’This violent exercise didn’t suit him at all, and glad enough he was, after two minutes of it, to note that the soldiers were shortening the distance hand over fist. For a moment he had a mind to drop, as though worn out with hunger and exhaustion, but his face and shape wouldn’t lend themselves to that deceit. So he held on and did his best, until the foremost soldier drew within thirty yards and shouted out, threatening to fire. Turning and seeing that he had his musket almost at the “present,” my grandfather dropped his arms, stood still, and allowed them to take him like a lamb.
’"But,” said he, sulky-like, “if ’tis to the prison you mean to carry me, then carry me you shall. Back to the road I’ll go with you, but not a step farther on my own legs, and on that you may bet your last dollar.”
’The soldiers—they were three raw youngsters of the Somerset Militia—threatened at first to prick him along the road with their bayonets. But by this time the little Jew had come up panting and yet almost capering with excitement.
’"No bloodthed!” said he, in his lisping way. “I’ll have no bloodthed! The man ’ith worth three guineath to me ath he ith. He thall have a cart, if it cotht me five shillingth! Where ’th the nearetht village?”

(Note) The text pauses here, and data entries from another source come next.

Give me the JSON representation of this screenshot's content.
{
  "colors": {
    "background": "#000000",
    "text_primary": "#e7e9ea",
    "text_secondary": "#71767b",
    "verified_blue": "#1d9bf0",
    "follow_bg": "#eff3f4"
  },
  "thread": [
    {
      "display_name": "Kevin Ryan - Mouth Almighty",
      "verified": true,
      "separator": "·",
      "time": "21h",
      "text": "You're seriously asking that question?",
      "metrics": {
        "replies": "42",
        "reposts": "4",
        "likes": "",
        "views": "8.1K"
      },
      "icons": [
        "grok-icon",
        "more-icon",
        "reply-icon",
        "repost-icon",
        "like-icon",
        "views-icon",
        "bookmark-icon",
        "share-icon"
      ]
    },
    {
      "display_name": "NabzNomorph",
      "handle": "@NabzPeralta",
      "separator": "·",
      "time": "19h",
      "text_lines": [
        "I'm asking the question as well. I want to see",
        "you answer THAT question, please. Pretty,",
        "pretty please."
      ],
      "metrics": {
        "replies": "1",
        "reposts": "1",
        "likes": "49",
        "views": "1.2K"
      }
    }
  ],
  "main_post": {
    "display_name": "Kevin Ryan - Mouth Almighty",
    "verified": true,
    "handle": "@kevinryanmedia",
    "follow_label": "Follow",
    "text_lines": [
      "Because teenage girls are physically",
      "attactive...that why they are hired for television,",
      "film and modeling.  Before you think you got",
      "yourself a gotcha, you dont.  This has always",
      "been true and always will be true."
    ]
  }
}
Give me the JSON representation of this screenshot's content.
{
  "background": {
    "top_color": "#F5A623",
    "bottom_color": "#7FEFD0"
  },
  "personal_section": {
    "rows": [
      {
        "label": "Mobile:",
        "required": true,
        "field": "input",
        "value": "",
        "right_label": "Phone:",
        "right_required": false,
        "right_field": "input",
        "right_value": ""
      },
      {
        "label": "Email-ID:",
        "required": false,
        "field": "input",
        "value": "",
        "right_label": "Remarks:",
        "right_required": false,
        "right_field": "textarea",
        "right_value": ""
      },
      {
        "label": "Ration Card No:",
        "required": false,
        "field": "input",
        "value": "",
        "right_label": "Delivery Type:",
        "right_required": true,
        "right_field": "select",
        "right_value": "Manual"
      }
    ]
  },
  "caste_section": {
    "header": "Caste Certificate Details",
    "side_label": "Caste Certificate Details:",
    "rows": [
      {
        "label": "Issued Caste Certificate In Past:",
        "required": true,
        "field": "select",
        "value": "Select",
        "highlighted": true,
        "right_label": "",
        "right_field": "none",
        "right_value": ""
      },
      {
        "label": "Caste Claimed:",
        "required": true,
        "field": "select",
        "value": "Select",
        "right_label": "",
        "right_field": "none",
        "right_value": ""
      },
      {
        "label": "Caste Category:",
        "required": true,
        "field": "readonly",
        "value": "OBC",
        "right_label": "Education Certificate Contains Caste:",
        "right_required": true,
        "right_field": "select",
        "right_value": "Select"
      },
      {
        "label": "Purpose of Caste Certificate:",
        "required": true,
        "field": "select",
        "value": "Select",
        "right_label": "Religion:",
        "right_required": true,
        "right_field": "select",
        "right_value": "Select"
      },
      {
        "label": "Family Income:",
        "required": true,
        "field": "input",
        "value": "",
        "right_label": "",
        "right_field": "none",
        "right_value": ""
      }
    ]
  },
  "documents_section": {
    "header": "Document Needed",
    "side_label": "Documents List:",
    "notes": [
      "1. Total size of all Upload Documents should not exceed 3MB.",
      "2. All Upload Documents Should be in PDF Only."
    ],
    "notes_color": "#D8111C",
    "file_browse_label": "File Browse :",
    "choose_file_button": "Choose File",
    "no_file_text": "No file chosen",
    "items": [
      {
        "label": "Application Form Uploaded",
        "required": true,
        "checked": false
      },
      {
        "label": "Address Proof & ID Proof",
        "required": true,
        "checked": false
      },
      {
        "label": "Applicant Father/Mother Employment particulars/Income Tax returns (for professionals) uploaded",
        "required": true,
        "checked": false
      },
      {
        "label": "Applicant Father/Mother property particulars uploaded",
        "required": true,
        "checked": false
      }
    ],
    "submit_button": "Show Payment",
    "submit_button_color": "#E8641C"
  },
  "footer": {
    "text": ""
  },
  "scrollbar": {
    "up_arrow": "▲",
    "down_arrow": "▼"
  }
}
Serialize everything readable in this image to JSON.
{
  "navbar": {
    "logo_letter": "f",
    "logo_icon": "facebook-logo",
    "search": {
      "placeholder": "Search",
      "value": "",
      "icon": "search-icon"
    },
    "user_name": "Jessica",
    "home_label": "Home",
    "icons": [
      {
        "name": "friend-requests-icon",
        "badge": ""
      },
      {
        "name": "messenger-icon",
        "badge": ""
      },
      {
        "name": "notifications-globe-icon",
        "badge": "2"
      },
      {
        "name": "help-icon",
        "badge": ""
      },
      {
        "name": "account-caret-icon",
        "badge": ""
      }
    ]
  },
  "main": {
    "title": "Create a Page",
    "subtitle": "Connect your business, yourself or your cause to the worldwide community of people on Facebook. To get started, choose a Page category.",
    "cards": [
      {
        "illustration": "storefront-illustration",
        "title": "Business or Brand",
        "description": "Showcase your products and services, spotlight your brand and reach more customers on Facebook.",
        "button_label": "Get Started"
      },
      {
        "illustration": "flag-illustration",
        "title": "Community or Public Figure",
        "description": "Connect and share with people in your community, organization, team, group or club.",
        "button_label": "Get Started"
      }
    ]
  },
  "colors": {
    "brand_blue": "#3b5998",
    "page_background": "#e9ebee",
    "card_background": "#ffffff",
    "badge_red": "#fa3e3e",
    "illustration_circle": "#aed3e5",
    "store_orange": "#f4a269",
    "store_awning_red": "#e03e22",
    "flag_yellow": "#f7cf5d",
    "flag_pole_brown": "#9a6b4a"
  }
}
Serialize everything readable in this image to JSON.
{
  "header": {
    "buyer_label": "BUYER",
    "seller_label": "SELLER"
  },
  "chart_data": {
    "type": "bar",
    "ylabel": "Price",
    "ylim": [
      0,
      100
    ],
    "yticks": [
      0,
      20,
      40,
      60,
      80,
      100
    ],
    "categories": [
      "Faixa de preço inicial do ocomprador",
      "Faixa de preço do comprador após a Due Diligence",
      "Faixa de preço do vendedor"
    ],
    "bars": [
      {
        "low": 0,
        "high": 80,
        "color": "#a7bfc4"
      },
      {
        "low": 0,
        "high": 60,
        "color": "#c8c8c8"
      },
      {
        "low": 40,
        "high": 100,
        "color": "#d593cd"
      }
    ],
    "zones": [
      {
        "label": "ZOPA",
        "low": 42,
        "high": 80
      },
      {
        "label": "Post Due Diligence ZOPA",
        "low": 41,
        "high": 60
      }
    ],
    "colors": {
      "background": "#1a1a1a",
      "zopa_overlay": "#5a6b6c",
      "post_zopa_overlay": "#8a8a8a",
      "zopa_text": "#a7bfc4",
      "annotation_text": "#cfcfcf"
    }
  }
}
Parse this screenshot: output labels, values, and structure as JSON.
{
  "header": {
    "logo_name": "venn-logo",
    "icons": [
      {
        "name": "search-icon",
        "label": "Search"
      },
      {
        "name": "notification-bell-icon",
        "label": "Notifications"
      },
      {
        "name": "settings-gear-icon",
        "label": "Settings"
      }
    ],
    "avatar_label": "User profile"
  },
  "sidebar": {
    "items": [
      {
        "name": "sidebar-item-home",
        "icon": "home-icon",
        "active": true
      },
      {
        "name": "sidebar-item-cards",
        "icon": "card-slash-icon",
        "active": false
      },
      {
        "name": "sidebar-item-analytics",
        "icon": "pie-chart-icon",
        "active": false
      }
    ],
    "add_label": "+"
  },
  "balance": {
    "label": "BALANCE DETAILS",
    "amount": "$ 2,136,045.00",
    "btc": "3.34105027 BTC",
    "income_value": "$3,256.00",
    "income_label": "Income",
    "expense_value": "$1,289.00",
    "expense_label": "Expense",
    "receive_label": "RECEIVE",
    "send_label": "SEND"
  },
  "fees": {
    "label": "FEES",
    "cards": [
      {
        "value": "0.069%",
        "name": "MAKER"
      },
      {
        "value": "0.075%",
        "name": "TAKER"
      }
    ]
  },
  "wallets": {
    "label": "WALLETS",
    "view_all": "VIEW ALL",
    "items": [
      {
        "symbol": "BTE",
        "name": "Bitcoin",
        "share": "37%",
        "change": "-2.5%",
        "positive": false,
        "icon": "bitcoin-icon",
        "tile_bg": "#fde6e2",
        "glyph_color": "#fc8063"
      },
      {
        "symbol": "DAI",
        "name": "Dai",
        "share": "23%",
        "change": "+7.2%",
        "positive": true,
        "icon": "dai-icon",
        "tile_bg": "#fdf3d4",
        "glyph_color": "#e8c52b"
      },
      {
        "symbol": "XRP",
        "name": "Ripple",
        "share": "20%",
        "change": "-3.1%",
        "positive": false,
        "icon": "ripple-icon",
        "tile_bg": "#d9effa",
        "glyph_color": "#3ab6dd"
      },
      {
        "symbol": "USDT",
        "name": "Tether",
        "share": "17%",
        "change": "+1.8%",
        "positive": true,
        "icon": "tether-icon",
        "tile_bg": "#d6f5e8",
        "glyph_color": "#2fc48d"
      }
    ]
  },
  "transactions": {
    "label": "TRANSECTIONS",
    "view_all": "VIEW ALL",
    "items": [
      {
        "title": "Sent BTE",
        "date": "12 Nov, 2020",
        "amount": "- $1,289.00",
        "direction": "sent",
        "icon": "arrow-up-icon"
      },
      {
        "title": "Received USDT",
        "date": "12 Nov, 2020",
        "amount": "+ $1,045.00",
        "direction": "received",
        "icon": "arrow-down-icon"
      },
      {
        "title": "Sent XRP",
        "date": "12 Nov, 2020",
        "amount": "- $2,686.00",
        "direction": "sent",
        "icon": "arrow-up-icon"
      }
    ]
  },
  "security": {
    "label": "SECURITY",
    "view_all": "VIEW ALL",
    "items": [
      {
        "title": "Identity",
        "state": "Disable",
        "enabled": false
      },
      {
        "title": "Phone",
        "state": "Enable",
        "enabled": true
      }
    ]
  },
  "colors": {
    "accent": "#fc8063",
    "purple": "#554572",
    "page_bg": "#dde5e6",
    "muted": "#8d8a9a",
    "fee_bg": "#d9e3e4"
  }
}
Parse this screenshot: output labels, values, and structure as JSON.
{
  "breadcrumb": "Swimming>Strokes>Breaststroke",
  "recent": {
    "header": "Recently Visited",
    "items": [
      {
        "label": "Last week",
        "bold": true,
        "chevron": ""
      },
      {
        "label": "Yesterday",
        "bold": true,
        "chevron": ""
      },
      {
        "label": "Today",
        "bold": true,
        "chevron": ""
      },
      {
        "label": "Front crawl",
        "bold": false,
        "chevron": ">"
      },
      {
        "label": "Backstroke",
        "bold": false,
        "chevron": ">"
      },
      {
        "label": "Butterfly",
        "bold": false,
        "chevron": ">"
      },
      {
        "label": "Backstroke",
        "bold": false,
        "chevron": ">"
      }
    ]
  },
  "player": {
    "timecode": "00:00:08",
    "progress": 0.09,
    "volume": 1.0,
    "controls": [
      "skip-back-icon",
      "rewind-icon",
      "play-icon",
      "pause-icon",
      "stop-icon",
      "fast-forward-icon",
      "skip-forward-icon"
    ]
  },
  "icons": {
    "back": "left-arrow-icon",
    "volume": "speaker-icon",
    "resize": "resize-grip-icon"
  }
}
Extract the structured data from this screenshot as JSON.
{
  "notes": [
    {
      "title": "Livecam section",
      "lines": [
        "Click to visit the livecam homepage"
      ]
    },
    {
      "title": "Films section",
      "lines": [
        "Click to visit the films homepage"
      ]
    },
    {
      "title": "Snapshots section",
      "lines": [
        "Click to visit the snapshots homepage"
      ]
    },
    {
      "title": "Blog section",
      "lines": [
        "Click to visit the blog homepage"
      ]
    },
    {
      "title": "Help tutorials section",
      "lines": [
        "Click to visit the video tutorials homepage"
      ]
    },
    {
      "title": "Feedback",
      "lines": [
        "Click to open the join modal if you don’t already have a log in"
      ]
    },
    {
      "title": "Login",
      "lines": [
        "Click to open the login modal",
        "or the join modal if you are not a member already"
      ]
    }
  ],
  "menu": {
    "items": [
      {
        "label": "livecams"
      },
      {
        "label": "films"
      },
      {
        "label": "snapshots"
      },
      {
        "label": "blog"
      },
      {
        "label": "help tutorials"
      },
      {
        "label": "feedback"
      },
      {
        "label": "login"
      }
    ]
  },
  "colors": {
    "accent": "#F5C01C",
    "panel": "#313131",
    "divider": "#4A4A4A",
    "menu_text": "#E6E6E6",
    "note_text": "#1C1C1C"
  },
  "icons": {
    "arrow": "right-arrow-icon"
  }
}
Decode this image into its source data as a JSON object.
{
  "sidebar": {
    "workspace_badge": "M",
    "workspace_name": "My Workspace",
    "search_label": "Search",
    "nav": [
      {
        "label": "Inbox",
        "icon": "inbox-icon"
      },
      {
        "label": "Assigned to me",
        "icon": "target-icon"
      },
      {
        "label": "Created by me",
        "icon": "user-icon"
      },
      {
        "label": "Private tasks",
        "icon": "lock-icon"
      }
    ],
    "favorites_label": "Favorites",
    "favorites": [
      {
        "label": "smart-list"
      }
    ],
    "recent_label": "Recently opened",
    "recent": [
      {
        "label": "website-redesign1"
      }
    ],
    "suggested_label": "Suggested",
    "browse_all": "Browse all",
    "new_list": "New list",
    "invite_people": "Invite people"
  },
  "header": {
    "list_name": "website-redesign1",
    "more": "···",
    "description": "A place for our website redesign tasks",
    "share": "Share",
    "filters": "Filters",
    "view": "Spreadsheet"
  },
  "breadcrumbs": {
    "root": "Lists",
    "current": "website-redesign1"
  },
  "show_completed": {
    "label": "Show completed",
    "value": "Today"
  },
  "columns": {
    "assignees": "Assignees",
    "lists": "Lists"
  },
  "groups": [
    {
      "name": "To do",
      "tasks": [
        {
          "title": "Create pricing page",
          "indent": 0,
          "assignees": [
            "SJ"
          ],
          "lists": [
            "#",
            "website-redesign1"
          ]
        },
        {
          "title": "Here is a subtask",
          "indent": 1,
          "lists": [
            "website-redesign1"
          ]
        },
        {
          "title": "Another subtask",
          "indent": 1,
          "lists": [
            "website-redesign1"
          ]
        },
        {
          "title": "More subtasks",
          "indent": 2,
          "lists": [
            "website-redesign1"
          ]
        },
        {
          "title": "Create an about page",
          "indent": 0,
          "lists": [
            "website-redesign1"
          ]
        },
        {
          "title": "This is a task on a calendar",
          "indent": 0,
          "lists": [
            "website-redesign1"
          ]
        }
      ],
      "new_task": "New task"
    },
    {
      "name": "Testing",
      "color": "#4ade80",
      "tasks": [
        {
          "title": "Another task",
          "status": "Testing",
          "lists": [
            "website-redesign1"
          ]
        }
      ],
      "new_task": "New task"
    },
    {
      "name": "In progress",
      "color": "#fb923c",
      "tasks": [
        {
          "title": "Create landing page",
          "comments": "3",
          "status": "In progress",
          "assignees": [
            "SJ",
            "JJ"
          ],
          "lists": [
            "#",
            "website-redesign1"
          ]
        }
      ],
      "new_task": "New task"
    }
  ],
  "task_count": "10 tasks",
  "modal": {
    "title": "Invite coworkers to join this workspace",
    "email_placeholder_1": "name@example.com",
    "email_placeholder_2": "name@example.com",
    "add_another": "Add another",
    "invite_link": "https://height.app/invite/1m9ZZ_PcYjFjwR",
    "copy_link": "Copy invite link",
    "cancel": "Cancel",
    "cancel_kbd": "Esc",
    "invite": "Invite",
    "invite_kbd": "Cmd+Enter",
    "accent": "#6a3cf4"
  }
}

’He ran off and down the road, while my grandfather sat down on the turf along with the soldiers, and smoked a pipe of tobacco. Very nice lads they were, too; but he felt shy in their company, thinking how badly he had deceived them, and also that the joke was near running dry. For, whatever cart the Jew might hire, the driver couldn’t help recognising a man so widely known as my grandfather.
’But his luck stood yet. For the little man hadn’t run above three-quarters of a mile on the road and was not half-way towards Buckland—his nearest chance of a cart—when he came full tilt upon a light wagon and three more soldiers, with a fourth riding behind, and all conveying the prisoners’ weekly pocket-money up to Princetown, in sacks filled with small change. Here was a chance to save breath as well as carriage hire, and the little Jew charged down on them so fiercely, as they crawled up the hill, that the corporal who sat on the money with a musket across his knees, had nearly shot him for a highwayman before giving him time to explain.
’They whipped up the horses though, when they heard his story; and so, coming to the road under Sharpitor, and halting, they very soon had my grandfather trussed and laid upon the bags of money, and jogged away with him towards the Two Bridges, the Jew and three militiamen tramping behind at the cart-tail.
’It was one o’clock, or a little past, when they drove up to the prison gate; and a mist beginning to gather above North Hessary, as at this time of year it often does after a clear morning. My grandfather, looking out from under the tilt of the cart, felt as he’d never felt before what a cheerless place it must seem to a new-comer, and his heart melted a little bit further towards the lad he was hiding at home.